Pro dan Kontra terhadap Barisan Pengawal
Setiap organisasi yang dibentuk tidak terlepas yang namanya pro dan kontra. Begitupun ketika pembentukan barisan pengawal Negara Sumatera Timur. Perdebatan terjadi antara pihak Negara Indonesia Timur dengan pemerintah Kolonial Hindia Belanda. Departemen Perang Hindia Belanda membentuk Barisan Pengawal tersebut sebagai korps keamanan serta dibebani tugas kepolisian dan tidak untuk berperang mempertahankan wilayah. Sedangkan dari pemimpin Negara Sumatera Timur, barisan pengawal Negara Sumatera Timur menjadi kesatuan militer yang berdiri sendiri (berdikari) atas Negara Sumatera Timur, terpisah dari komando KNIL, dan bertanggung jawab atas wilayah Negara Sumatera Timur.
Struktur
Kepala Departemen Keamanan Negara Sumatera Timur adalah Tuanku Saibun. Kemudian Komandan dan Wakil Komandan Barisan Pengawal dijabat oleh Kolonel Djomat Purba dan Mayor Manus Manik. Sedangkan pemimpin batalyon sebagai berikut
- Batalyon I (Simalungun): Kapten Binsara Sinaga
- Batalyon II (Langkat): Kapten T. Jafar
- Batalyon III (Tanah Karo-Sipispis): Kapten Nokov Bangun
- Batalyon IV (Kompi Bantuan Senjata Berat): Letda Sinaga
Kemudian Staf Umum diisi oleh Letnan I Blucher Sianipar, Letnan I Silitonga, dan Letnan I T.M. Ali.[5]
Bubarnya Barisan Pengawal
Seiring dengan dibentuknya Republik Indonesia Serikat (RIS) hasil dari Konferensi Meja Bundar (KMB) pada akhir tahun 1949, dibentuk pula Angkatan Perang Republik Indonesia Serikat (APRIS) merupakan gabungan dari KNIL dan Tentara Nasional Indonesia. Dengan begitu, Barisan Pengawal Negara Sumatera Timur pun melebur kedalam Angkatan Perang Republik Indonesia Serikat. Selain itu, pada tanggal 17 Agustus 1950, Presiden Soekarno membubarkan Republik Indonesia Serikat dan mengembalikan Indonesia menjadi Negara Kesatuan Republik Indonesia. Oleh karena itu, Negara Sumatera Timur dan beberapa negara lainnya bergabung ke Negara Kesatuan Republik Indonesia dan Negara Sumatera Timur dibubarkan.[6]
Referensi
- ^ Mursal, Irhas Fansuri (15 Desember 2020). "Lima Negara Bagian Terpenting Dalam Negara Republik Indonesia Serikat (RIS)1949-1950". Pendidikan Ilmu Pengetahuan Sosial dan Ilmu-Ilmu Sosial. 2 (2): 224.

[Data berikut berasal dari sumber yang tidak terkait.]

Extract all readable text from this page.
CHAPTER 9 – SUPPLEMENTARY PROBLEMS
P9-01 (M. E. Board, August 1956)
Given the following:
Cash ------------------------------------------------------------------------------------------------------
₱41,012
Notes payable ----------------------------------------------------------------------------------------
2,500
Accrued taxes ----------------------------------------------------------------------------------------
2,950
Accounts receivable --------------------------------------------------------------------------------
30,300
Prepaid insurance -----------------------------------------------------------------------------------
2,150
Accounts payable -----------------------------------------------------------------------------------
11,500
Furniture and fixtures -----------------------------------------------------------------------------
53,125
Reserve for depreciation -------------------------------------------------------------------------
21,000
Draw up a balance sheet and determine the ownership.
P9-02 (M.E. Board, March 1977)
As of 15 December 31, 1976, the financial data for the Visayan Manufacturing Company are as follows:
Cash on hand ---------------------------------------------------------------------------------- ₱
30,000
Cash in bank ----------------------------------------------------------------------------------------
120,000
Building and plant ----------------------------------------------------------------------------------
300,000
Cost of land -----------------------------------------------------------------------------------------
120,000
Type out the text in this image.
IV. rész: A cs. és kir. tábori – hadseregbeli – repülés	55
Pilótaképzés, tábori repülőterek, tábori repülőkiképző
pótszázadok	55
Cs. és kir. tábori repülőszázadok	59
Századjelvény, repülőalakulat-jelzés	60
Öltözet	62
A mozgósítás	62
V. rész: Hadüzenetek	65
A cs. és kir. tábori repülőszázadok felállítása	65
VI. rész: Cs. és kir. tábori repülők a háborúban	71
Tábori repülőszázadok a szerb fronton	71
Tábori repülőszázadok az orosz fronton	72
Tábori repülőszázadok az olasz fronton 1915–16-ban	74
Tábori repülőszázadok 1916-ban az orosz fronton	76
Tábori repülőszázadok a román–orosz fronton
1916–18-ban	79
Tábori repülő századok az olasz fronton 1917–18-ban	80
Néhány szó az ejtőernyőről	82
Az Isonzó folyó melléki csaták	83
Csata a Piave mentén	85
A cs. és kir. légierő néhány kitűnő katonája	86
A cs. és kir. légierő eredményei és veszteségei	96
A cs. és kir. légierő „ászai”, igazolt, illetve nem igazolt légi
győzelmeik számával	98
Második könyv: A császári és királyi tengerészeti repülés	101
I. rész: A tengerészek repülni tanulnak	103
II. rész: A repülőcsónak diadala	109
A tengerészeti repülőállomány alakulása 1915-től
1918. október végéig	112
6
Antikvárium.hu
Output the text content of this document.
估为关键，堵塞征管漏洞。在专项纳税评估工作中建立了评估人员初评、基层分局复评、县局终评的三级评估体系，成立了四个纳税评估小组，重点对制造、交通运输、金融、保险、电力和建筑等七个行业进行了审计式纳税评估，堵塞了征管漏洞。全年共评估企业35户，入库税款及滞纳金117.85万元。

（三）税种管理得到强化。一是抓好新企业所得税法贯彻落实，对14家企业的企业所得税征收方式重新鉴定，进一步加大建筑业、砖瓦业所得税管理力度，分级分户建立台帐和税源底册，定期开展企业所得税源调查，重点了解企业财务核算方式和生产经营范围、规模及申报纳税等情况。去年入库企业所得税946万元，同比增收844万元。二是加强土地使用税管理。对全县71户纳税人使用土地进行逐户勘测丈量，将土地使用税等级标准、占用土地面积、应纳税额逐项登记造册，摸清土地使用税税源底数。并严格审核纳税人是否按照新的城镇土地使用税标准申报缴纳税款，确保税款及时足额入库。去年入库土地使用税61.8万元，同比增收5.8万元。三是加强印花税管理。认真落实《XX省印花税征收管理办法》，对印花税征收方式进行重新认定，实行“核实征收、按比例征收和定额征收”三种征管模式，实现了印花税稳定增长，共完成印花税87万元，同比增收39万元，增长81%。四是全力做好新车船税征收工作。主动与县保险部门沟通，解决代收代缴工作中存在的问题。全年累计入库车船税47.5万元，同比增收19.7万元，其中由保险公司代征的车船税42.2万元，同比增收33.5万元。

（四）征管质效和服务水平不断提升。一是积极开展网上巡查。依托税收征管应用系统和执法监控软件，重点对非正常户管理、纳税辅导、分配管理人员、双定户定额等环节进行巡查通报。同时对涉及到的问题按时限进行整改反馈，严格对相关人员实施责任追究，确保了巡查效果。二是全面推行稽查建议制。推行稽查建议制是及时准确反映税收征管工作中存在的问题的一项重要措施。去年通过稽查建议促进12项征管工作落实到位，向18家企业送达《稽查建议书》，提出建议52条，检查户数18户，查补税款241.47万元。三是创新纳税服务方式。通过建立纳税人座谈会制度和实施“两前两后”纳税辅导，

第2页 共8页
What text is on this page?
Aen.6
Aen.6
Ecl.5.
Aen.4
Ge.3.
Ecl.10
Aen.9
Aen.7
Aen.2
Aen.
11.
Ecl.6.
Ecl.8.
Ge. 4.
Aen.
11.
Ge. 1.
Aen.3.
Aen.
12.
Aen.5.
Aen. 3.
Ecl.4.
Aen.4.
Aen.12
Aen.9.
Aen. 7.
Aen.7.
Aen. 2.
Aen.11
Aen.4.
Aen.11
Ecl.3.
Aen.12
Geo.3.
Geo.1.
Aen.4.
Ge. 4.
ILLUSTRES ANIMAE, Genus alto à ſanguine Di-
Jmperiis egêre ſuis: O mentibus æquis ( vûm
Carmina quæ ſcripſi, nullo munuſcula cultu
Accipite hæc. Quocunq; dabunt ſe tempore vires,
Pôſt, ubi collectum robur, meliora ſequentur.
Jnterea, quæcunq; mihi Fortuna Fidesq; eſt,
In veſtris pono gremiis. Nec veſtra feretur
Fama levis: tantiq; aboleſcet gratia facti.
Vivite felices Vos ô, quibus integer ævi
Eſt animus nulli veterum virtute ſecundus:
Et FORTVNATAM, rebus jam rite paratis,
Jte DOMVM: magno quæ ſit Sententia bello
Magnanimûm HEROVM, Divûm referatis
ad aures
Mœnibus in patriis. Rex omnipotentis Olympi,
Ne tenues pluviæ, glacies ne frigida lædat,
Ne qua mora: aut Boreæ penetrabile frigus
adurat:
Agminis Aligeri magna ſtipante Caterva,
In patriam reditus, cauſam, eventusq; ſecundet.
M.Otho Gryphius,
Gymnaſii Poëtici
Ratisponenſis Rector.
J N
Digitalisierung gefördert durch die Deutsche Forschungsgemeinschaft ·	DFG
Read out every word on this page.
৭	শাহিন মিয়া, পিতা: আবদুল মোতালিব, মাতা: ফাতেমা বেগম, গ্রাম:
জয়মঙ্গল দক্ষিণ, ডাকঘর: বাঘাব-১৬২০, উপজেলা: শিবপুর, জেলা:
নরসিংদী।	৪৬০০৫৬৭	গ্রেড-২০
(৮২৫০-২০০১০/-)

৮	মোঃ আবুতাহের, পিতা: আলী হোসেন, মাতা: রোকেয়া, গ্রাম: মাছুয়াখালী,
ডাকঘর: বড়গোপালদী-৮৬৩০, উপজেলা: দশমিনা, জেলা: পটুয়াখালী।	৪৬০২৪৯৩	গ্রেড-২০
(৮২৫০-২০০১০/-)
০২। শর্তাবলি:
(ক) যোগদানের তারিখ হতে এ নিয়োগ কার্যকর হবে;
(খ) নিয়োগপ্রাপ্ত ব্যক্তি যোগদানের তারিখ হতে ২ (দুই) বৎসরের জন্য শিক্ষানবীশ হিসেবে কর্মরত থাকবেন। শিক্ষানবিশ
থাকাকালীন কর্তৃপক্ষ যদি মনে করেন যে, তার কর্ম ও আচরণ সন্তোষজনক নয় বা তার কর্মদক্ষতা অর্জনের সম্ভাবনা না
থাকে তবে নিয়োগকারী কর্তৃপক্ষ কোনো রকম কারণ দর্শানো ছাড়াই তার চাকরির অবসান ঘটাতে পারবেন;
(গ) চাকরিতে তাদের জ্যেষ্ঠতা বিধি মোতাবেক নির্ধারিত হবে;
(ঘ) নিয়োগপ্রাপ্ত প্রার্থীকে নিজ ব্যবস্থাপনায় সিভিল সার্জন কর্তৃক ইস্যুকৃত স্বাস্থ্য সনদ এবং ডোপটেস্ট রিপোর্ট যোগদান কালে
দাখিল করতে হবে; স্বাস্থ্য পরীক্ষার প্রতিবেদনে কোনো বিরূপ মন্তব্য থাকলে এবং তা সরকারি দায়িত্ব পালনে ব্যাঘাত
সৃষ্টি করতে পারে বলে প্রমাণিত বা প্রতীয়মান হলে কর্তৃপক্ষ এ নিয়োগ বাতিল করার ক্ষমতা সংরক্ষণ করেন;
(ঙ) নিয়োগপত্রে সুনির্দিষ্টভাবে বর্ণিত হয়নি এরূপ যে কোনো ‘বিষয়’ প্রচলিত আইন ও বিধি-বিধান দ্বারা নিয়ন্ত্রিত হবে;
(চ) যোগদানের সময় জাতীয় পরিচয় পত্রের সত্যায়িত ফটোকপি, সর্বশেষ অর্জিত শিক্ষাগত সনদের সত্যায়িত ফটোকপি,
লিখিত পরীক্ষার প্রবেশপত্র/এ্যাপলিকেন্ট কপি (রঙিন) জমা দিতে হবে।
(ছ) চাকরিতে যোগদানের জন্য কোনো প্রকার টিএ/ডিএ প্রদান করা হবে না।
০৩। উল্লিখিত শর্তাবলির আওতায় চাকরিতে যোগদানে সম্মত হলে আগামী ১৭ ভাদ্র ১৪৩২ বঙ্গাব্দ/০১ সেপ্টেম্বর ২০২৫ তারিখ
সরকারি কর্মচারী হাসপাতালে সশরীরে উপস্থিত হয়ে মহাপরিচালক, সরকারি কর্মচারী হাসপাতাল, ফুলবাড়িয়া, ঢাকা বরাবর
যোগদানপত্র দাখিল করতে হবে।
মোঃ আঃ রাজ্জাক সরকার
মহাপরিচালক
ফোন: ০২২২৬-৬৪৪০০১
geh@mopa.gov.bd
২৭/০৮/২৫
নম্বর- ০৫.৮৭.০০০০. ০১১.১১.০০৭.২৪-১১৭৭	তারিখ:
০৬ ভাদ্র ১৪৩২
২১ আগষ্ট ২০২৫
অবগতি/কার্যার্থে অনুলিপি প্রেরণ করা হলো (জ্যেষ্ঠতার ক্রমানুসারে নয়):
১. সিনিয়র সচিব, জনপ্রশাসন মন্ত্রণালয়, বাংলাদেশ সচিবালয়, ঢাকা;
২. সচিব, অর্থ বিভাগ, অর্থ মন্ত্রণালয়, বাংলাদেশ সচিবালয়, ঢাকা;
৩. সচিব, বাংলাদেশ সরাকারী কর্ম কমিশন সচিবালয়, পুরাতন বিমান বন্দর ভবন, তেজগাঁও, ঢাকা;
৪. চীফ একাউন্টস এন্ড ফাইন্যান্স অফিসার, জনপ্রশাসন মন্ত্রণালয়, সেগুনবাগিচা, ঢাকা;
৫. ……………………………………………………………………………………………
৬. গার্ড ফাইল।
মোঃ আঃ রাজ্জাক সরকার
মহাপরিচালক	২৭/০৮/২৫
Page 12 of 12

- ^ Pramisti, Nurul Qomariyah. "Sumatera Timur Tanah Kucinta, Sumatera Timur Indonesia". tirto.id. Diakses tanggal 2021-10-20.
- ^ Matanasi, Petrik. "Mantan Tentara Federal Sumatra Timur Menumpas Angkatan Oemat Islam". tirto.id. Diakses tanggal 2021-10-20.
- ^ "Orang-orang Pribumi yang Jadi Petinggi Tentara Belanda (KNIL)". VOI - Waktunya Merevolusi Pemberitaan. Diakses tanggal 2021-10-20.
- ^ T. Lukman, Sinar Basarshah (2006). Bangun, dan Runtuhnya Kerajaan Melayu di Sumatera Timur. Medan: Yayasan Kesultanan Serdang.
- ^ Media, Kompas Cyber (2021-06-16). "Negara Sumatera Timur (RIS) Halaman all". KOMPAS.com. Diakses tanggal 2021-10-20.